Davor Matijaš

Personal information
- Date of birth: 23 August 1999 (age 26)
- Place of birth: Split, Croatia
- Height: 1.88 m (6 ft 2 in)
- Position: Goalkeeper

Team information
- Current team: Gorica
- Number: 71

Youth career
- 2008–2010: RNK Split
- 2010–2018: Hajduk Split

Senior career*
- Years: Team / Apps / (Gls)
- 2015–2020: Hajduk Split II / 24 / (0)
- 2015: → Omladinac Vranjic (loan) / 12 / (0)
- 2016: → Primorac Stobreč (loan) / 16 / (0)
- 2020–2022: Royal Antwerp / 0 / (0)
- 2022–2025: Beerschot / 40 / (0)
- 2025–: Gorica / 36 / (0)

International career
- 2013: Croatia U14 / 2 / (0)
- 2014: Croatia U15 / 2 / (0)
- 2014–2015: Croatia U16 / 5 / (0)
- 2015–2016: Croatia U17 / 6 / (0)
- 2017: Croatia U18 / 1 / (0)
- 2016–2017: Croatia U19 / 5 / (0)
- 2018: Croatia U20 / 1 / (0)

= Davor Matijaš =

Croatian footballer (born 1999)

Davor Matijaš (born 23 August 1999) is a Croatian professional footballer who plays as a goalkeeper for Gorica.

==Club career==
A youth academy product of Hajduk Split, Matijaš has made more than 20 appearances for club's reserve team in Druga HNL.

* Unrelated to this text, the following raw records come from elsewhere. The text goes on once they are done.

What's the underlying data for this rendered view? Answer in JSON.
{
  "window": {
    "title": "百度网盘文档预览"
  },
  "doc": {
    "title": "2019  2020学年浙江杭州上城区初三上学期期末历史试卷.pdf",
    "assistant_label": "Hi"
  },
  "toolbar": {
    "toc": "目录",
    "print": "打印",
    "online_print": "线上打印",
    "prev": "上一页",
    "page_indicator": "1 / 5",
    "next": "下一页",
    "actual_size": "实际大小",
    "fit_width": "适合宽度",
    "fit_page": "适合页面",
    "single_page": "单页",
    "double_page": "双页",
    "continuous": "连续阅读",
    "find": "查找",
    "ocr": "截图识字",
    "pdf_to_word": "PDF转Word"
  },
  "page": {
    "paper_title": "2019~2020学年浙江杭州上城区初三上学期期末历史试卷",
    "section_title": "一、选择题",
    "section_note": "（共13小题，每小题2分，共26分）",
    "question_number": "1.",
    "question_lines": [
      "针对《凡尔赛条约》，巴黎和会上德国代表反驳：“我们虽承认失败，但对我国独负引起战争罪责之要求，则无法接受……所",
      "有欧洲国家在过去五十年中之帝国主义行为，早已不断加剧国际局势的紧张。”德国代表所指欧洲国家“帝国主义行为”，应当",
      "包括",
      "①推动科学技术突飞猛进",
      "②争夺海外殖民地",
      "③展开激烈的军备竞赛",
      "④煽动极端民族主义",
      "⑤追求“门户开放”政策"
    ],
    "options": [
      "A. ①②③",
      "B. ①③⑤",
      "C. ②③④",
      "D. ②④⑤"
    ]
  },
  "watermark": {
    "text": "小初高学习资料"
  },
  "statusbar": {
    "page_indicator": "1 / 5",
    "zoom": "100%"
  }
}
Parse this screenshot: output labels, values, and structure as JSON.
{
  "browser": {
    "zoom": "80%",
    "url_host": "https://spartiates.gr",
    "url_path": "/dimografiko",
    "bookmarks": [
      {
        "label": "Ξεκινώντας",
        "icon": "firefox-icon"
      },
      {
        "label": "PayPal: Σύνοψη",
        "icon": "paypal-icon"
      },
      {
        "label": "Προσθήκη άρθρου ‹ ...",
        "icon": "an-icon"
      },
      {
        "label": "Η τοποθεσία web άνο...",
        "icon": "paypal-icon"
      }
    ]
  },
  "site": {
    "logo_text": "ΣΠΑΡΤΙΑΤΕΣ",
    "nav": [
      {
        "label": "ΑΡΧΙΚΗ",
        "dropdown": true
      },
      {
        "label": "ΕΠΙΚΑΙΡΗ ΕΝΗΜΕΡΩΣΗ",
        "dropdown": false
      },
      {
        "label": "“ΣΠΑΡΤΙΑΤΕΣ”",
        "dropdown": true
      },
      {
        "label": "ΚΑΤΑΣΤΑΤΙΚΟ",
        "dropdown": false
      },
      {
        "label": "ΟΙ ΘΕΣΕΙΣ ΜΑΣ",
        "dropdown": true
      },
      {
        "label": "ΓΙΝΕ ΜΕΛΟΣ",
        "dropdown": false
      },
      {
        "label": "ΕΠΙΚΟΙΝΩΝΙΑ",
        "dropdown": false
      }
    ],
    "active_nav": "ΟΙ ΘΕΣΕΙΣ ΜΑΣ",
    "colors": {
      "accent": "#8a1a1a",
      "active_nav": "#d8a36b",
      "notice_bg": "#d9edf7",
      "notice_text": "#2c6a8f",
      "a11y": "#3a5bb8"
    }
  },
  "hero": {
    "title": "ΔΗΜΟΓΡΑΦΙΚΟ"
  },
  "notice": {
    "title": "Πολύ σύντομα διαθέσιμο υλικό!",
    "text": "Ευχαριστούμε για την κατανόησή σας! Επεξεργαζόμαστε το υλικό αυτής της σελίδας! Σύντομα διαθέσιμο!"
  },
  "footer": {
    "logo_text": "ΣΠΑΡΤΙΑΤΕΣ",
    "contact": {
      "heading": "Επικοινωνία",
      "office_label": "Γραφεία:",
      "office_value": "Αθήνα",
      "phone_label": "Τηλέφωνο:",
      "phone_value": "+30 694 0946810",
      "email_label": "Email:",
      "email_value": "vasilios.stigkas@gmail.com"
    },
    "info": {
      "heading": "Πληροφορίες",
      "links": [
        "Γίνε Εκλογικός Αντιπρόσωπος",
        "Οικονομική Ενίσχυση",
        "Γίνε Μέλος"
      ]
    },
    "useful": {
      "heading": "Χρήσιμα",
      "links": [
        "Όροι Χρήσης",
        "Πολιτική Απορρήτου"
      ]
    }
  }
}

Matijaš joined Belgian club Royal Antwerp in January 2020. He made his professional debut on 1 August 2020 in final of 2019–20 Belgian Cup. He played all 90 minutes and kept a clean sheet in the game, as his side won 1–0 against Club Brugge.

On 20 August 2022, Matijaš joined Challenger Pro League club Beerschot on a two-year deal until June 2024.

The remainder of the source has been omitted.